At a recent presentation in the facilities of Primorska Technology Park in Vrtojba, the directors Tomaž Pegan and Davorin Furlan said that they are planning on making around 1500 floating gramophones a month. The first ones will go to customers, about 850 of them, who have already paid for the gramophones via successful global online campaigns, followed by distributors for various countries across the world that have sent the first pre-orders.
“Our customers are middle-aged people who wish to listen to music in peace after work, to relax, taking the time to listen to music after a difficult day,” said Furlan for STA. Floating gramophones were bought through Kickstarter, with as much as 60 percent of the customers coming from the US, but also others from Europe, Australia and Japan.

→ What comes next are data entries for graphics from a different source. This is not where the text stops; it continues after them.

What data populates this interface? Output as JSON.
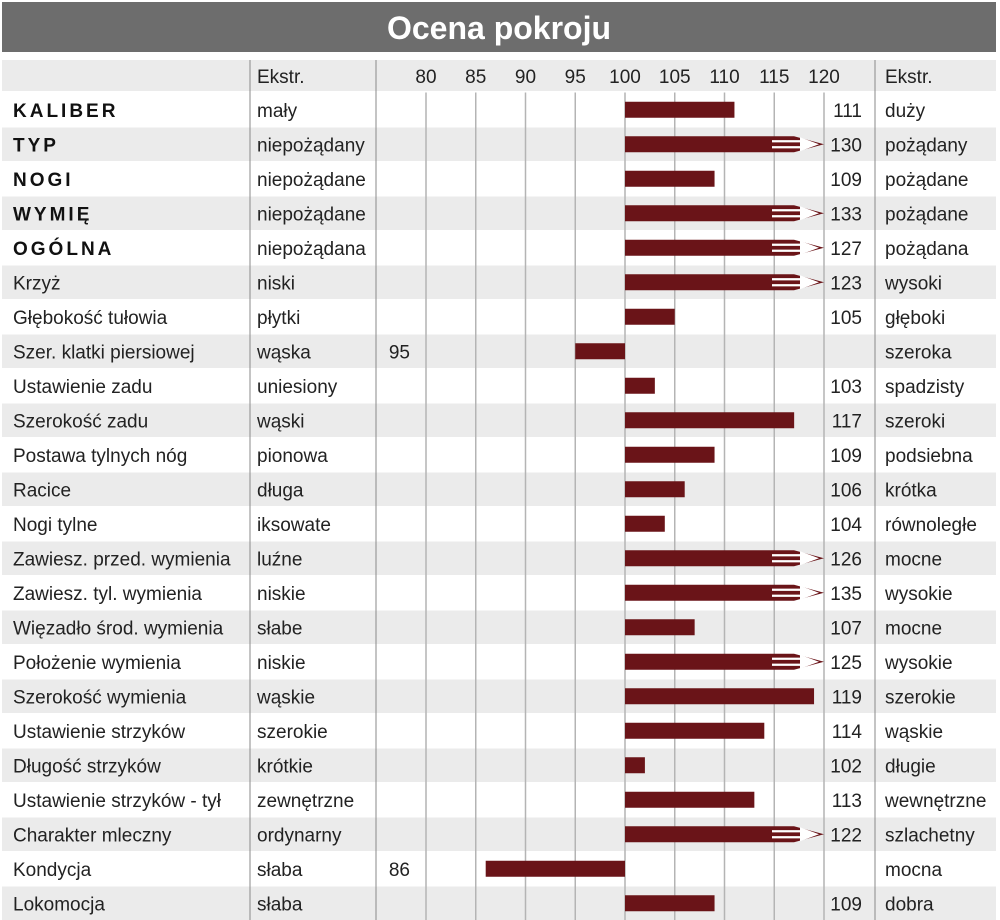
{
  "title": "Ocena pokroju",
  "colors": {
    "bar": "#6a1418",
    "header_bg": "#6d6d6d",
    "row_shade": "#ebebeb",
    "grid": "#b4b4b4"
  },
  "header": {
    "col_ext_left": "Ekstr.",
    "col_ext_right": "Ekstr."
  },
  "chart_data": {
    "type": "bar",
    "orientation": "horizontal",
    "baseline": 100,
    "xlim": [
      77,
      122
    ],
    "ticks": [
      80,
      85,
      90,
      95,
      100,
      105,
      110,
      115,
      120
    ],
    "grid": true,
    "overflow_marker_above": 120,
    "rows": [
      {
        "trait": "KALIBER",
        "bold": true,
        "left": "mały",
        "right": "duży",
        "value": 111
      },
      {
        "trait": "TYP",
        "bold": true,
        "left": "niepożądany",
        "right": "pożądany",
        "value": 130
      },
      {
        "trait": "NOGI",
        "bold": true,
        "left": "niepożądane",
        "right": "pożądane",
        "value": 109
      },
      {
        "trait": "WYMIĘ",
        "bold": true,
        "left": "niepożądane",
        "right": "pożądane",
        "value": 133
      },
      {
        "trait": "OGÓLNA",
        "bold": true,
        "left": "niepożądana",
        "right": "pożądana",
        "value": 127
      },
      {
        "trait": "Krzyż",
        "bold": false,
        "left": "niski",
        "right": "wysoki",
        "value": 123
      },
      {
        "trait": "Głębokość tułowia",
        "bold": false,
        "left": "płytki",
        "right": "głęboki",
        "value": 105
      },
      {
        "trait": "Szer. klatki piersiowej",
        "bold": false,
        "left": "wąska",
        "right": "szeroka",
        "value": 95
      },
      {
        "trait": "Ustawienie zadu",
        "bold": false,
        "left": "uniesiony",
        "right": "spadzisty",
        "value": 103
      },
      {
        "trait": "Szerokość zadu",
        "bold": false,
        "left": "wąski",
        "right": "szeroki",
        "value": 117
      },
      {
        "trait": "Postawa tylnych nóg",
        "bold": false,
        "left": "pionowa",
        "right": "podsiebna",
        "value": 109
      },
      {
        "trait": "Racice",
        "bold": false,
        "left": "długa",
        "right": "krótka",
        "value": 106
      },
      {
        "trait": "Nogi tylne",
        "bold": false,
        "left": "iksowate",
        "right": "równoległe",
        "value": 104
      },
      {
        "trait": "Zawiesz. przed. wymienia",
        "bold": false,
        "left": "luźne",
        "right": "mocne",
        "value": 126
      },
      {
        "trait": "Zawiesz. tyl. wymienia",
        "bold": false,
        "left": "niskie",
        "right": "wysokie",
        "value": 135
      },
      {
        "trait": "Więzadło środ. wymienia",
        "bold": false,
        "left": "słabe",
        "right": "mocne",
        "value": 107
      },
      {
        "trait": "Położenie wymienia",
        "bold": false,
        "left": "niskie",
        "right": "wysokie",
        "value": 125
      },
      {
        "trait": "Szerokość wymienia",
        "bold": false,
        "left": "wąskie",
        "right": "szerokie",
        "value": 119
      },
      {
        "trait": "Ustawienie strzyków",
        "bold": false,
        "left": "szerokie",
        "right": "wąskie",
        "value": 114
      },
      {
        "trait": "Długość strzyków",
        "bold": false,
        "left": "krótkie",
        "right": "długie",
        "value": 102
      },
      {
        "trait": "Ustawienie strzyków - tył",
        "bold": false,
        "left": "zewnętrzne",
        "right": "wewnętrzne",
        "value": 113
      },
      {
        "trait": "Charakter mleczny",
        "bold": false,
        "left": "ordynarny",
        "right": "szlachetny",
        "value": 122
      },
      {
        "trait": "Kondycja",
        "bold": false,
        "left": "słaba",
        "right": "mocna",
        "value": 86
      },
      {
        "trait": "Lokomocja",
        "bold": false,
        "left": "słaba",
        "right": "dobra",
        "value": 109
      }
    ]
  }
}
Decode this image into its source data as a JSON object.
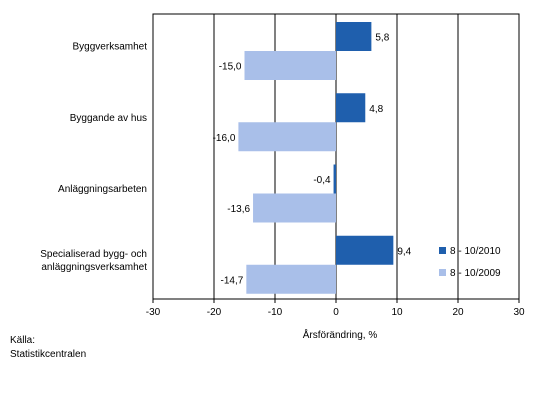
{
  "chart_data": {
    "type": "bar",
    "orientation": "horizontal",
    "categories": [
      "Byggverksamhet",
      "Byggande av hus",
      "Anläggningsarbeten",
      "Specialiserad bygg- och anläggningsverksamhet"
    ],
    "category_label_lines": [
      [
        "Byggverksamhet"
      ],
      [
        "Byggande av hus"
      ],
      [
        "Anläggningsarbeten"
      ],
      [
        "Specialiserad bygg- och",
        "anläggningsverksamhet"
      ]
    ],
    "series": [
      {
        "name": "8 - 10/2010",
        "values": [
          5.8,
          4.8,
          -0.4,
          9.4
        ],
        "labels": [
          "5,8",
          "4,8",
          "-0,4",
          "9,4"
        ],
        "color": "#1f5fad"
      },
      {
        "name": "8 - 10/2009",
        "values": [
          -15.0,
          -16.0,
          -13.6,
          -14.7
        ],
        "labels": [
          "-15,0",
          "-16,0",
          "-13,6",
          "-14,7"
        ],
        "color": "#a9bfe9"
      }
    ],
    "xlabel": "Årsförändring, %",
    "xlim": [
      -30,
      30
    ],
    "xticks": [
      -30,
      -20,
      -10,
      0,
      10,
      20,
      30
    ],
    "grid": "vertical",
    "legend": "right"
  },
  "source": {
    "label": "Källa:",
    "name": "Statistikcentralen"
  }
}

So far, they have sold around 40 floating gramophones in Slovenia, while all others will be headed abroad. Pegan said that in a year, they will make around 10,000 gramophones, with more than 50 percent of Slovenian components built into them, made all over the country.
Erzetich for audiophiles
Besides Mag-Lev Audio, another company for high-quality sound introduced itself, namely company Erzetich, also working in the facilities of the Primorska Technology Park in Vrtojba.
Erzetich is making high-quality amplifiers for headphones and two models of audiophile headphones (dynamic and planar magnetic), rounding off its offer for personal audio. The headphone prototypes were already introduced at two HiFi fairs, where they excited the visitors and attracted a lot of attention.
But unlike Mag-Lev Audio, the owner of Erzetich, Blaz Erzetič, isn’t planning to increase the production. He himself is building the offered items, only around thirty individual units per month.
“My systems are meant for the desktop and not intended for transport, they’re performance-oriented, their main goal is good sound,” is how Erzetič presented his headphones and sound amplifiers. The interest for the headphones is big and despite the prices that they’re reaching, he has also sold some of them, mostly to Russia.